Farmers in Ukraine could face new challenges in the winter planting campaign due to high stocks, a shortage of storage and tight and costly logistics leading to current domestic prices being close to the cost of production, AgriCensus reported.

The current situation means that funding the next crop is increasingly a major concern, as farmers – who normally use revenues from the previous production to fund the next year’s output – are already close to the point of working at a loss, according to the 24 June report.

With the main Black Sea ports blocked and under attack by Russian missile strikes, exports had mainly been carried out by land, trains and trucks, as well as through the river ports of Reni, Kiliya and Izmail, AgriCensus wrote.

However, the alternative forms of transport are not traditional for Ukraine and the situation has led to major bottlenecks forming on the country’s borders with its European neighbours, according to the report.

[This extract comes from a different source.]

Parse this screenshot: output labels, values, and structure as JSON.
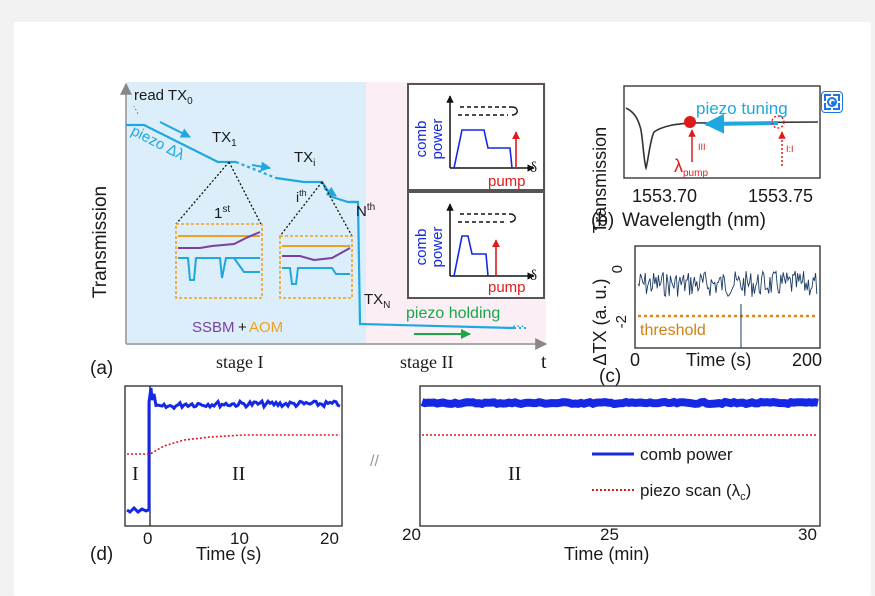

The situation also led to a significant increase in logistics costs, which made it difficult to maintain Ukrainian grain and oilseed prices at the same level as global prices as the increased logistic costs needed to be factored in if Ukrainian grains were to remain competitive enough to attract demand, the report said.

Taken together, the factors put extreme pressure on domestic prices and raised questions over the viability, desire and capacity of farmers to manage the winter planting campaign, AgriCensus wrote.

“Production costs and logistics prices are rising, while prices for grains are falling on the local market. In such conditions, …I will be forced to use the cheapest possible agri solutions for the next sowing campaign... that will not improve the yield,” a farmer from the Vinnytsia region told AgriCensus.

The current situation means that farmers are likely to have to economise on the use of crop protection products, seeds, fertilisers and machinery ahead of the new season, according to the report.

With estimated production costs for wheat of around US$150-180/tonne level, around US$130-180/tonne for corn and around US$155-175/tonne for barley, any sales below that threshold were unsustainable for the farmer, according to trading sources.